Q: Who teaches the process intervention?
A: The doctors who do the treatment, Family members learn interaction and engage in a dialogue and it’s not coercive and punitive. It’s non-confrontational. It’s non-judgmental. You are not hell bent to take the patient into treatment “here and now”. You’re just there to talk. You stop enabling and provoking. You learn the rocs program. So, you need to understand what drinking means to him and what his fears are about giving it up? You also explore his fears about treatment. Family also needs to do something about their own fears and phobias before assuming a therapeutic role.

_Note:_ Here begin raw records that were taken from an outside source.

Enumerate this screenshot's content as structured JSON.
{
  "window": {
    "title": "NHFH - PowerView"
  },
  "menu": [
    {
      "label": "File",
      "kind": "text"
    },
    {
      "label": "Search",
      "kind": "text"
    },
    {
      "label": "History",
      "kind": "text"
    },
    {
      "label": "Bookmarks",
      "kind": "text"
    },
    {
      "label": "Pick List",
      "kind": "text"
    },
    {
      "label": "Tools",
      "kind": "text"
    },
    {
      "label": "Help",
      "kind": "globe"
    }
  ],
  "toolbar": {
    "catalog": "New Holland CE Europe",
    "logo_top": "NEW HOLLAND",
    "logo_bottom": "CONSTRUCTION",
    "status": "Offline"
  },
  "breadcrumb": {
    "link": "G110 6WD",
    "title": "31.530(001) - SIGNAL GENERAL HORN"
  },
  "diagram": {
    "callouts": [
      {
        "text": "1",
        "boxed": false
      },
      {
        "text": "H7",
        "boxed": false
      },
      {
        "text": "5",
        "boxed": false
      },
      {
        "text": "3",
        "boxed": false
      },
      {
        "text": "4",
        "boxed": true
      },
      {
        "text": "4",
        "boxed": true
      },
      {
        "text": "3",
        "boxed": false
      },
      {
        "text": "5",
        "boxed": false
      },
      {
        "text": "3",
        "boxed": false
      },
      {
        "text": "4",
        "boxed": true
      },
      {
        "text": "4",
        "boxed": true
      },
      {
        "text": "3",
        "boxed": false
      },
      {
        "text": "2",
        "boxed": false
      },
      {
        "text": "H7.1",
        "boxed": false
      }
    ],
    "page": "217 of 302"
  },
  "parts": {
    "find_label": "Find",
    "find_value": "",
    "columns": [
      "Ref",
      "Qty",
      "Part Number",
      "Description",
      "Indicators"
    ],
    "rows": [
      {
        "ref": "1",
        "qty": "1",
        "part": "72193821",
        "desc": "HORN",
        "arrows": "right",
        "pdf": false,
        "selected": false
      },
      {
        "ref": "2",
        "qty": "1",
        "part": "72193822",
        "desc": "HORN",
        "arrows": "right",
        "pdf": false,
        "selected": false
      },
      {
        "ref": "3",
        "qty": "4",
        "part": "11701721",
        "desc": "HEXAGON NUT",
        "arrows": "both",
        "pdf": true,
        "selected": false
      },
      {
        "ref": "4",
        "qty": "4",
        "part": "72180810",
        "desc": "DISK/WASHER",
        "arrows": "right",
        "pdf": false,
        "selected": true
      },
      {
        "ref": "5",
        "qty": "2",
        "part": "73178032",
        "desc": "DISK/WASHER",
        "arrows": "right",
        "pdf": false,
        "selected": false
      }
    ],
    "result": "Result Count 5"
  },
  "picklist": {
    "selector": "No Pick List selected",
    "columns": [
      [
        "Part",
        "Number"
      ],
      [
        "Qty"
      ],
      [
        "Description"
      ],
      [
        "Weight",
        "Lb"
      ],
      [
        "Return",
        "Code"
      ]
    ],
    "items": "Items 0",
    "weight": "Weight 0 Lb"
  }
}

Q: So, the process intervention is when they’re still drinking, hopefully not during the discussion, but are willing to talk about their drinking problem.
A: Yes, and its extremely valuable.

Q: Now, this sounds very different, from family intervention where the family members and friends ambush a person into treatment?
A: Well, it is different. This is what we call the process intervention. However, its essentially trying to achieve the same effect, which is to get the person to buy in to the concept that he needs treatment. Family intervention is essentially a style where important figures from the person’s life are marshaled, out of love and concern to say, “This is what your drinking is doing to you and to us.” It tries to challenge the denial and rationalizations. All of them present reality to him in a receivable way and tell him to get help “NOW” or face the MUSIC. The person will say, “How come nobody told me before this that you were interested in me getting help. I am ready”.